We created paper popsicles to help us remember past and present participles (popsicles) for verbs. One each popsicle was a flap at the top. For the past participles they wrote the helping verbs under the flap at the top. Then they wrote the correct form of the past tense verb as it would be used with the helping verb (like "smiled" to be used with the helping verb "had"). For the present participle popsicles, there was also a flap to the right of the words where the ending "ing" was written. So for those words, they wrote several present tense verbs and then "ing" under the flap. Then they wrote the appropriate helping verb under the flap at the top (is, are, am, etc.)

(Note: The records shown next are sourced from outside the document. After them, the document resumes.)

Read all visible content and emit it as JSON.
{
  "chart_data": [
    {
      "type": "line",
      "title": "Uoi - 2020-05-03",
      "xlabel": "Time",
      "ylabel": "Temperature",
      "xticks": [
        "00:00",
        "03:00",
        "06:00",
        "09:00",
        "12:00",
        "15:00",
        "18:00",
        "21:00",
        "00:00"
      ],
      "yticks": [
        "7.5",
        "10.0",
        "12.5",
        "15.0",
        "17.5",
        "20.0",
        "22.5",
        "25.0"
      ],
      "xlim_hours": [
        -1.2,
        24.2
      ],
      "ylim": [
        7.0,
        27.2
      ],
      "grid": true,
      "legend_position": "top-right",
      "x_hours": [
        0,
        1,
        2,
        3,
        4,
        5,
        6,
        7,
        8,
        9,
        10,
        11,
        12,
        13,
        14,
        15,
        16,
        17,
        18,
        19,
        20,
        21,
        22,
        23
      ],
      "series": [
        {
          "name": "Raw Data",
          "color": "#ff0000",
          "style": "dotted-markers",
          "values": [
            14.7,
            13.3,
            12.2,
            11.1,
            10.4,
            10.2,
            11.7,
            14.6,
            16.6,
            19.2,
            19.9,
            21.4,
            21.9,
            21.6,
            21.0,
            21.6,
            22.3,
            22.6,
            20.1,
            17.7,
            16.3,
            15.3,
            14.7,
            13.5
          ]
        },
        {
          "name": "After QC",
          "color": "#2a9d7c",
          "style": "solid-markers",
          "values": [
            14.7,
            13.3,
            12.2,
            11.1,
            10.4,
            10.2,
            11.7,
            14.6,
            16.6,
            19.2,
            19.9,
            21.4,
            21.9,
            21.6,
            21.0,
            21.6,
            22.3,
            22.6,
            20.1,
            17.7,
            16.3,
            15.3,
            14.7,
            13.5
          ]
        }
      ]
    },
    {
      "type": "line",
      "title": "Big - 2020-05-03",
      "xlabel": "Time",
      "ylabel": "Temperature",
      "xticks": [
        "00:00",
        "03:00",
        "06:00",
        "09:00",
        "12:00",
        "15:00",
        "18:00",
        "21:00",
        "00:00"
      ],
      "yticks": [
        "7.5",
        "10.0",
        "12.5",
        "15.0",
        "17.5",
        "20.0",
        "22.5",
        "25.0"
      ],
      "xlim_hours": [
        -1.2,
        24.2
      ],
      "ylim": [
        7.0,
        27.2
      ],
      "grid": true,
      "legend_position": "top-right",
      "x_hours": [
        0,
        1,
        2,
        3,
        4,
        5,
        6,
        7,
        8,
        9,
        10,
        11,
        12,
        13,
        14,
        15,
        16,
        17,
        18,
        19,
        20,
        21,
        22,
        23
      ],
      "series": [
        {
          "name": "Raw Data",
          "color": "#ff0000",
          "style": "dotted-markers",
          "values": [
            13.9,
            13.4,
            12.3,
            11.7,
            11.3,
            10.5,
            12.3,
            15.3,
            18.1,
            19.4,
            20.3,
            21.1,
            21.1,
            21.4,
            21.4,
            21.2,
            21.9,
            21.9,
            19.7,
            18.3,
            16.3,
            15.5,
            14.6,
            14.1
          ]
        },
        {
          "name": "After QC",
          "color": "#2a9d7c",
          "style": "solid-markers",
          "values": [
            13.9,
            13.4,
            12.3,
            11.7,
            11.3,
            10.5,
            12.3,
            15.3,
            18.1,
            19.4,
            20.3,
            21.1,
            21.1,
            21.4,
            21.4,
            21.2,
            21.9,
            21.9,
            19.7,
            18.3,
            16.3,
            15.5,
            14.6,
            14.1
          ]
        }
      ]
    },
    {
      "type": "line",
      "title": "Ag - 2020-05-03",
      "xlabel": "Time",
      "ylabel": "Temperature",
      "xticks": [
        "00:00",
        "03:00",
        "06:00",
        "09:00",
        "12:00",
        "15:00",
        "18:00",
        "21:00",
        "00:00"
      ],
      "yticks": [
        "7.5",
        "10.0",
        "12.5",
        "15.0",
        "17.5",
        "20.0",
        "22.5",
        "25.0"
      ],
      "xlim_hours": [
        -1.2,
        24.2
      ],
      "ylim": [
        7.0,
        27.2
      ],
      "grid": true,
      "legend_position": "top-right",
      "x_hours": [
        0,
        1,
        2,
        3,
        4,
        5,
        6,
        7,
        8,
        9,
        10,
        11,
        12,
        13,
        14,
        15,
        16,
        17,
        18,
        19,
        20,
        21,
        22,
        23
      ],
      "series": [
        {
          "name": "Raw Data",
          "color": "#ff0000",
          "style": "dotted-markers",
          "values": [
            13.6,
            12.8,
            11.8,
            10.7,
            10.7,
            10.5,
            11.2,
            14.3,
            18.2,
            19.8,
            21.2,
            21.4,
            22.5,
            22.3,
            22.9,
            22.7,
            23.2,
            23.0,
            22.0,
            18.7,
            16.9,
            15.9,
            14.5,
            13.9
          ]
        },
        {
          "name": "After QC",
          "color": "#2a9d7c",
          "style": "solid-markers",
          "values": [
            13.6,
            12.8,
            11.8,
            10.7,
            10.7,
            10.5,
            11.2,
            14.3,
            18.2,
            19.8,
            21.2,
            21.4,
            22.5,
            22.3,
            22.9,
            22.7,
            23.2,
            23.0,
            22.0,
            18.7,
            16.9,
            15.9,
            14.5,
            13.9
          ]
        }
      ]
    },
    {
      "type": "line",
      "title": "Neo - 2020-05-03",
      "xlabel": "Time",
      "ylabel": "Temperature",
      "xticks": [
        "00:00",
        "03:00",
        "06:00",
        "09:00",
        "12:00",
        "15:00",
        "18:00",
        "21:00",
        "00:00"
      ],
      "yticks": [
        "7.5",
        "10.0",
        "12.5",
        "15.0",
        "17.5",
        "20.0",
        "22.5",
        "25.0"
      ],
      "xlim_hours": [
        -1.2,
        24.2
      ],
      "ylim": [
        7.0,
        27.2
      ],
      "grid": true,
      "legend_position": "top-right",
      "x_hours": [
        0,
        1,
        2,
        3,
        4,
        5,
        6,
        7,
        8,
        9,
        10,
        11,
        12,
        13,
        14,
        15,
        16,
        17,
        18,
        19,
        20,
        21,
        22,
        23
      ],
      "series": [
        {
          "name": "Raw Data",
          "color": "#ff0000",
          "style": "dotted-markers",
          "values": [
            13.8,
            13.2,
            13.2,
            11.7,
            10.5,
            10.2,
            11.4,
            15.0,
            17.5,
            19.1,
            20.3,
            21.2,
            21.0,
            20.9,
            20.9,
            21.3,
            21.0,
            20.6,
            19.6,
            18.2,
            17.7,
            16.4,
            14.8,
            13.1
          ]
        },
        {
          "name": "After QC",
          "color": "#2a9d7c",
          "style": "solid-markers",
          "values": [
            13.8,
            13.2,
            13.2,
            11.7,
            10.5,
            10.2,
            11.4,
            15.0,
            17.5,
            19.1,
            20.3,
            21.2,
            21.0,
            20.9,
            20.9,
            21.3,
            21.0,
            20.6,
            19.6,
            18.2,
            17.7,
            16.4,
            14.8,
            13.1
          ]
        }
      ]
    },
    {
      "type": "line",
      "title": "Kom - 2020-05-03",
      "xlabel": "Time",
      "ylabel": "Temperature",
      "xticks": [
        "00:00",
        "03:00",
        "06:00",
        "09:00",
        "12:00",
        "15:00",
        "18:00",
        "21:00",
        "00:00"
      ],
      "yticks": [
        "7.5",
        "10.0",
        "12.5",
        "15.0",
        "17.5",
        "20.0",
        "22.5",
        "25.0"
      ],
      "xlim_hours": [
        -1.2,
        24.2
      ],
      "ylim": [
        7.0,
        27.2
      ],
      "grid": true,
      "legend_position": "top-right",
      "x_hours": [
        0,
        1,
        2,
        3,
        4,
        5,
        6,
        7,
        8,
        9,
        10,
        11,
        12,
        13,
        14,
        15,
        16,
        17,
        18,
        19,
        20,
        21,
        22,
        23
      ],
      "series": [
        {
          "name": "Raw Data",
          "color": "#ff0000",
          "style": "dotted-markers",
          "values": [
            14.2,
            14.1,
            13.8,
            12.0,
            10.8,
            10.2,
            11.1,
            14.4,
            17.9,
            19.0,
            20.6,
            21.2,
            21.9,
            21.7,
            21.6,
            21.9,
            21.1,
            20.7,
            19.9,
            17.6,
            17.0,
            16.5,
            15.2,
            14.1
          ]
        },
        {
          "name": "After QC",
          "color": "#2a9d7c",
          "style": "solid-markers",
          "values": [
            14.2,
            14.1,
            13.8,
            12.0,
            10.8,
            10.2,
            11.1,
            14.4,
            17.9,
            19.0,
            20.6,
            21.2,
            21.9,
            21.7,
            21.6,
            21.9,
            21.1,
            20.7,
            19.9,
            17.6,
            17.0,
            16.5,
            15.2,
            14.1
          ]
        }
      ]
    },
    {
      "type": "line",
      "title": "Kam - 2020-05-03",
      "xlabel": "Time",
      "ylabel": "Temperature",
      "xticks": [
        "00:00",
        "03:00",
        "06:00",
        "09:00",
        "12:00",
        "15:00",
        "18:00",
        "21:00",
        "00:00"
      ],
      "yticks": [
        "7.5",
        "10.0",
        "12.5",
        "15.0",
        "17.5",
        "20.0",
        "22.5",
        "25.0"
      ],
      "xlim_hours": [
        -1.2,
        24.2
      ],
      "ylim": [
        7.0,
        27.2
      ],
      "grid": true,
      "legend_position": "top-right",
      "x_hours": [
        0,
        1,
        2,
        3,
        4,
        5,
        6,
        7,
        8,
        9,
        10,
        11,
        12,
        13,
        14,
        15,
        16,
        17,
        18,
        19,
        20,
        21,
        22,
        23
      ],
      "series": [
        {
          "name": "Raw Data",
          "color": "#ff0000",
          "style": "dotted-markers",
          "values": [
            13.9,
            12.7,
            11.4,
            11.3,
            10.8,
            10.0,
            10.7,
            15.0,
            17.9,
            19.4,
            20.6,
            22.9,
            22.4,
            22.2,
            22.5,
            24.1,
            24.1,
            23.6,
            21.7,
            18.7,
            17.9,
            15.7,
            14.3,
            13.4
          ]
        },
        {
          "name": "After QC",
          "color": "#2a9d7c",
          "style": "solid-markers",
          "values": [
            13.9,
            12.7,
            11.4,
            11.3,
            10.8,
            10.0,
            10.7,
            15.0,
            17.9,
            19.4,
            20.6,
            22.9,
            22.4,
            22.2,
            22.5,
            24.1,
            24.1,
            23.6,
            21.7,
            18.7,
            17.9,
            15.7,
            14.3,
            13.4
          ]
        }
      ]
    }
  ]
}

## Tuesday, February 8, 2011

### Finding the area of Circles

In this tasty (and sticky) activity, we began with fruit leather circles bought at the store. Then we lay them out on parchment paper (so they wouldn't stick) and cut them, with scissors, like a pizza into 8 pieces. Then we lay each piece next to each other in opposite directions to create a parallelogram.
Then we measured the base and the height (length and width) of the parallelogram and determined it's area. Then we laid out another circular fruit leather and measured its diameter and determined its radius. Then we learned the formula for finding the area of a circle with this silly illustration of a square pie. After we figured out the area of the uncut circle fruit leather, we compared the area with the area we got when we measured the parallelogram and it was almost the same.
The girls were happy when they got to eat the "fruit" of their labors.